The scientists were able to figure out that this switch is trigger by fat cells secrete two cytokines: interleukin-6 and tumor necrosis factor-alpha. Both are proteins capable of altering gene expression.
"Our experiments have shown that the main effect of cytokines is to reduce the expression of a gene called miRNA 211, which inhibits the expression of a melanoma receptor of [transforming growth factor-beta (TGF-beta)], a protein that is always present in the skin," explains Professor Levy. "The tumor absorbs a high concentration of TGF-beta, which stimulates melanoma cells and renders them aggressive."
The American Cancer Society estimates that during 2019, US doctors will diagnose 96,480 new cases of melanoma, and 7,230 people will die from the disease.
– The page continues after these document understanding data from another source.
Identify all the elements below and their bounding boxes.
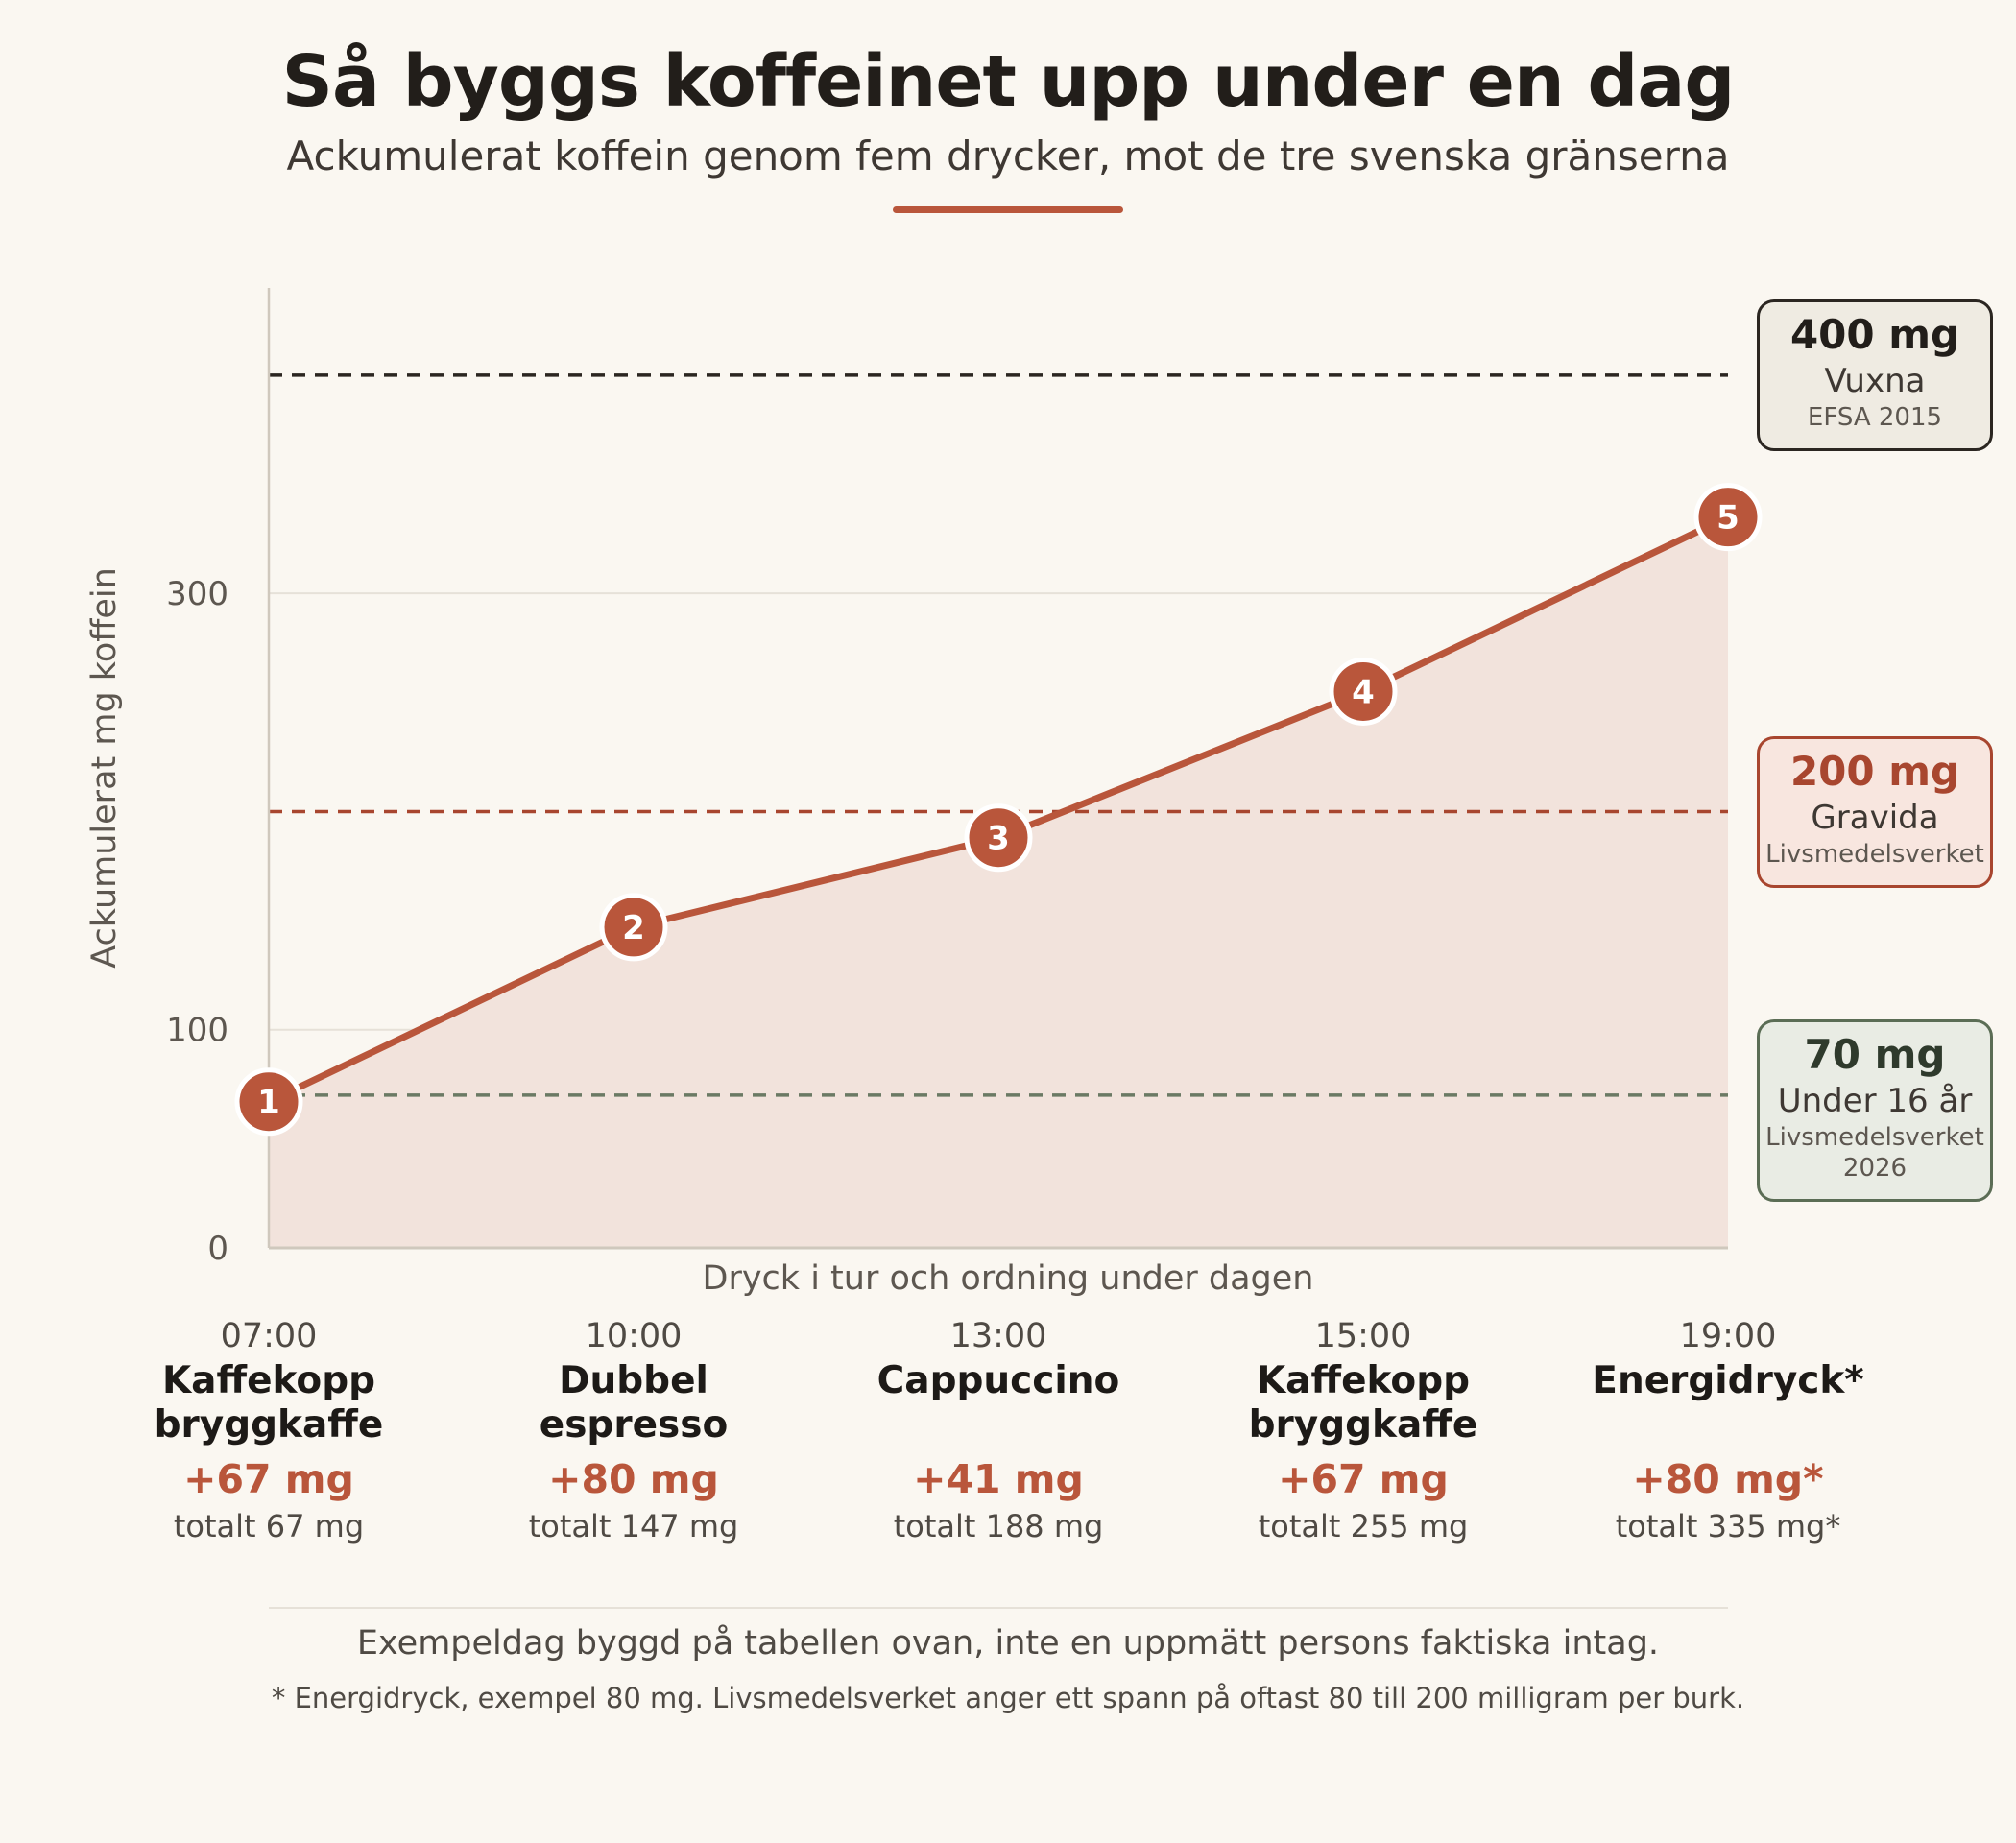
data-point	[599, 893, 668, 962]
limit-badge-pregnant: 200 mg Gravida Livsmedelsverket	[1757, 736, 1993, 888]
data-point-label: 2	[622, 909, 645, 947]
drink-added: +41 mg	[913, 1456, 1084, 1502]
y-tick-label: 100	[166, 1012, 228, 1050]
drink-name: Energidryck*	[1592, 1359, 1864, 1402]
marker-layer: 1 2 3 4 5	[234, 483, 1763, 1137]
drink-total: totalt 255 mg	[1258, 1508, 1469, 1544]
limit-group: Gravida	[1811, 799, 1939, 837]
drink-time: 13:00	[949, 1317, 1047, 1355]
drink-added: +80 mg*	[1632, 1456, 1824, 1502]
limit-amount: 70 mg	[1804, 1031, 1946, 1078]
limit-badge-adults: 400 mg Vuxna EFSA 2015	[1757, 299, 1993, 451]
drink-column: 13:00 Cappuccino +41 mg totalt 188 mg	[826, 1313, 1171, 1547]
drink-column: 07:00 Kaffekopp bryggkaffe +67 mg totalt…	[96, 1313, 442, 1547]
drink-column: 10:00 Dubbel espresso +80 mg totalt 147 …	[461, 1313, 806, 1547]
drink-time: 07:00	[220, 1317, 318, 1355]
limit-amount: 200 mg	[1789, 748, 1960, 795]
drink-added: +80 mg	[548, 1456, 719, 1502]
drink-total: totalt 67 mg	[173, 1508, 365, 1544]
data-point	[1329, 657, 1398, 726]
drink-added: +67 mg	[183, 1456, 354, 1502]
limit-source: Livsmedelsverket	[1765, 840, 1984, 869]
limit-source: Livsmedelsverket 2026	[1765, 1123, 1984, 1183]
data-point	[964, 803, 1033, 873]
drink-added: +67 mg	[1278, 1456, 1449, 1502]
chart-title: Så byggs koffeinet upp under en dag	[281, 40, 1736, 123]
limit-amount: 400 mg	[1789, 311, 1960, 358]
limit-group: Vuxna	[1824, 362, 1926, 400]
limit-lines-layer	[269, 373, 1728, 1097]
drink-name: Kaffekopp bryggkaffe	[154, 1359, 384, 1447]
footer-footnote: * Energidryck, exempel 80 mg. Livsmedels…	[271, 1682, 1745, 1714]
data-point-label: 5	[1716, 499, 1740, 538]
drink-time: 10:00	[585, 1317, 683, 1355]
y-axis-title: Ackumulerat mg koffein	[85, 567, 124, 969]
footer-note: Exempeldag byggd på tabellen ovan, inte …	[356, 1624, 1660, 1663]
drink-total: totalt 147 mg	[528, 1508, 739, 1544]
axis-layer: 0 100 300	[166, 288, 1728, 1268]
drink-total: totalt 188 mg	[893, 1508, 1104, 1544]
data-point	[234, 1067, 303, 1137]
title-accent-rule	[893, 206, 1123, 213]
limit-badge-youth: 70 mg Under 16 år Livsmedelsverket 2026	[1757, 1019, 1993, 1202]
drink-column: 15:00 Kaffekopp bryggkaffe +67 mg totalt…	[1190, 1313, 1536, 1547]
area-layer	[269, 516, 1728, 1248]
footer-divider	[269, 1607, 1728, 1609]
y-tick-label: 0	[207, 1230, 228, 1268]
limit-source: EFSA 2015	[1807, 403, 1943, 432]
drink-total: totalt 335 mg*	[1615, 1508, 1841, 1544]
data-point	[1693, 483, 1763, 552]
drink-time: 15:00	[1314, 1317, 1412, 1355]
data-point-label: 1	[257, 1084, 280, 1122]
drink-name: Kaffekopp bryggkaffe	[1248, 1359, 1478, 1447]
chart-subtitle: Ackumulerat koffein genom fem drycker, m…	[286, 132, 1730, 180]
data-point-label: 3	[987, 820, 1010, 858]
drink-name: Dubbel espresso	[539, 1359, 729, 1447]
x-axis-title: Dryck i tur och ordning under dagen	[703, 1259, 1314, 1298]
cumulative-area	[269, 516, 1728, 1248]
limit-group: Under 16 år	[1777, 1082, 1973, 1120]
caffeine-chart: 0 100 300 1 2 3 4 5 Ackumulerat mg koffein Dry…	[85, 288, 1763, 1298]
y-tick-label: 300	[166, 575, 228, 613]
data-point-label: 4	[1352, 673, 1375, 711]
drink-column: 19:00 Energidryck* +80 mg* totalt 335 mg…	[1555, 1313, 1901, 1547]
drink-name: Cappuccino	[876, 1359, 1120, 1402]
drink-time: 19:00	[1679, 1317, 1777, 1355]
The disease is much easier to treat when it is in situ; survival rate drops down to 23% as the cancer advances.
"Locked in the skin's outer layer, the epidermis, melanoma is very treatable; it is still stage 1, it has not penetrated the dermis to spread through blood vessels to other parts of the body, and it can simply be removed without further damage," elaborates Professor Levy. "Melanoma turns fatal when it 'wakes up,' sending cancer cells to the dermis layer of skin below the epidermis and metastasizing in vital organs. Blocking the transformation of melanoma is one of the primary targets of cancer research today, and we now know that fat cells are involved in this change. Our findings can serve as a basis for the development of new drugs to halt the spread of melanoma — therapies that already exist, but were never used for this purpose.”